Tren ini tercermin dari kenaikan harga kontrak minyak mentah Brent bulan Maret sebesar 0,3%, mencapai $80,24 per barel. Dinamika serupa diamati pada minyak mentah West Texas Intermediate, yang terapresiasi sebesar 0,3% menjadi $75,31 per barel.
Toshitaka Tadzawa, analis di Fujitomi Securities, menekankan peran penurunan cadangan minyak AS dan ekspektasi terhadap kebangkitan ekonomi Tiongkok sebagai faktor utama yang mendorong pertumbuhan harga minyak. Ia juga menyatakan bahwa ketidakstabilan politik di Timur Tengah mendorong investor untuk membeli minyak.
Menurut Badan Informasi Energi AS, persediaan minyak mentah turun 9,2 juta barel, jauh melebihi perkiraan analis sebesar 2,2 juta barel. Penurunan ini disebabkan oleh penurunan impor dan penutupan kilang akibat cuaca buruk yang membatasi pergerakan kendaraan.

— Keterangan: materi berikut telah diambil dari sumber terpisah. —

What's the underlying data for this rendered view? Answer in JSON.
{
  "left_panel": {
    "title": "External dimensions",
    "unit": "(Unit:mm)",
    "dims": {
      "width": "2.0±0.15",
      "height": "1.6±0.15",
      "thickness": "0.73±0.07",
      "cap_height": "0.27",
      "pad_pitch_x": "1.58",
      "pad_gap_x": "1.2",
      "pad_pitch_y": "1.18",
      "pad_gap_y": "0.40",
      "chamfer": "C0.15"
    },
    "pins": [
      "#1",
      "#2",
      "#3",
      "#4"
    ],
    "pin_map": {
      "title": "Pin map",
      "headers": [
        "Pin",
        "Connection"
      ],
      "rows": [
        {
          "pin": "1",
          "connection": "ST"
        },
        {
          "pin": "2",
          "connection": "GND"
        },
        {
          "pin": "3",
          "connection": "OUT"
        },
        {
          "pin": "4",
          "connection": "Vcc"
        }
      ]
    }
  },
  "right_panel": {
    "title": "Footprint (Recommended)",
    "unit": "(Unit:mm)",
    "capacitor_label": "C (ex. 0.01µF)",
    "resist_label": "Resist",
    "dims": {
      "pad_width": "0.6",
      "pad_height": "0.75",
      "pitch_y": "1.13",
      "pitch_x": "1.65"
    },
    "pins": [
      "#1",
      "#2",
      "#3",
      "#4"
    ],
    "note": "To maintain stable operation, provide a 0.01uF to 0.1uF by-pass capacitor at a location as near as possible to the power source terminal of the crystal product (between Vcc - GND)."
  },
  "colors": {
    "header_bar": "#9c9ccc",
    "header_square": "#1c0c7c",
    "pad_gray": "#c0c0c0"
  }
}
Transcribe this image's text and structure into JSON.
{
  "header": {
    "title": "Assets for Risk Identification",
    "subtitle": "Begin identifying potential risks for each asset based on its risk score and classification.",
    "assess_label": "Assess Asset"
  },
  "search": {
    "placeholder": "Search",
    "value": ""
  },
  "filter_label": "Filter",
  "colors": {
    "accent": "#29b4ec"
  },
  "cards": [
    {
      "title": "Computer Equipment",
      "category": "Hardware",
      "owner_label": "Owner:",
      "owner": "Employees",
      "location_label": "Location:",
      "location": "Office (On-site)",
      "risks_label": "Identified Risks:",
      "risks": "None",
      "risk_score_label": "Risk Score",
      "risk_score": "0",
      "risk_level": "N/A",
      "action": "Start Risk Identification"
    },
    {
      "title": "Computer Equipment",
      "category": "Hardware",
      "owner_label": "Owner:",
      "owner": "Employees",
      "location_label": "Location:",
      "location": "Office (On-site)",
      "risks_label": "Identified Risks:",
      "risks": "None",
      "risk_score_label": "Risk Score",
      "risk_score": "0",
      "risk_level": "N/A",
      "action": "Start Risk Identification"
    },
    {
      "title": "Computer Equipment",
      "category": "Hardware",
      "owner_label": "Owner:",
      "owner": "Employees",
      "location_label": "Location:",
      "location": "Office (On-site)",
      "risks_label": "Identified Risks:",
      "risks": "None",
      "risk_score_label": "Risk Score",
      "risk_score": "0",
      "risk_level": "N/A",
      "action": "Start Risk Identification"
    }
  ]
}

Perekonomian Tiongkok juga berdampak pada pasar minyak. Bank Rakyat Tiongkok (PBOC) mengumumkan penurunan signifikan dalam rasio persyaratan cadangan bank, yang menunjukkan adanya suntikan sekitar $140 miliar ke dalam perekonomian, yang berpotensi memberikan dorongan kuat bagi pertumbuhan ekonomi.
Penurunan produksi minyak dalam negeri AS menjadi aspek penting. Bob Yager, Direktur Energi Berjangka di Mizuho, menyatakan bahwa produksi di Bakken paling terkena dampaknya, dan mengalami penurunan signifikan.
Di tengah pembekuan Arktik, produksi minyak AS turun ke level terendah dalam lima bulan, hanya 12,3 juta barel per hari. Para pejabat dari Dakota Utara menyatakan bahwa pemulihan produksi minyak di negara bagian tersebut, pemain utama dalam ekstraksi serpih, mungkin memerlukan waktu sekitar satu bulan setelah kerusakan parah yang disebabkan oleh kondisi cuaca ekstrem.
Oleh karena itu, peristiwa-peristiwa yang terjadi di AS dan Tiongkok membentuk tren baru di pasar minyak global, yang menunjukkan keterkaitan antara strategi ekonomi dan fenomena alam dalam perekonomian global saat ini.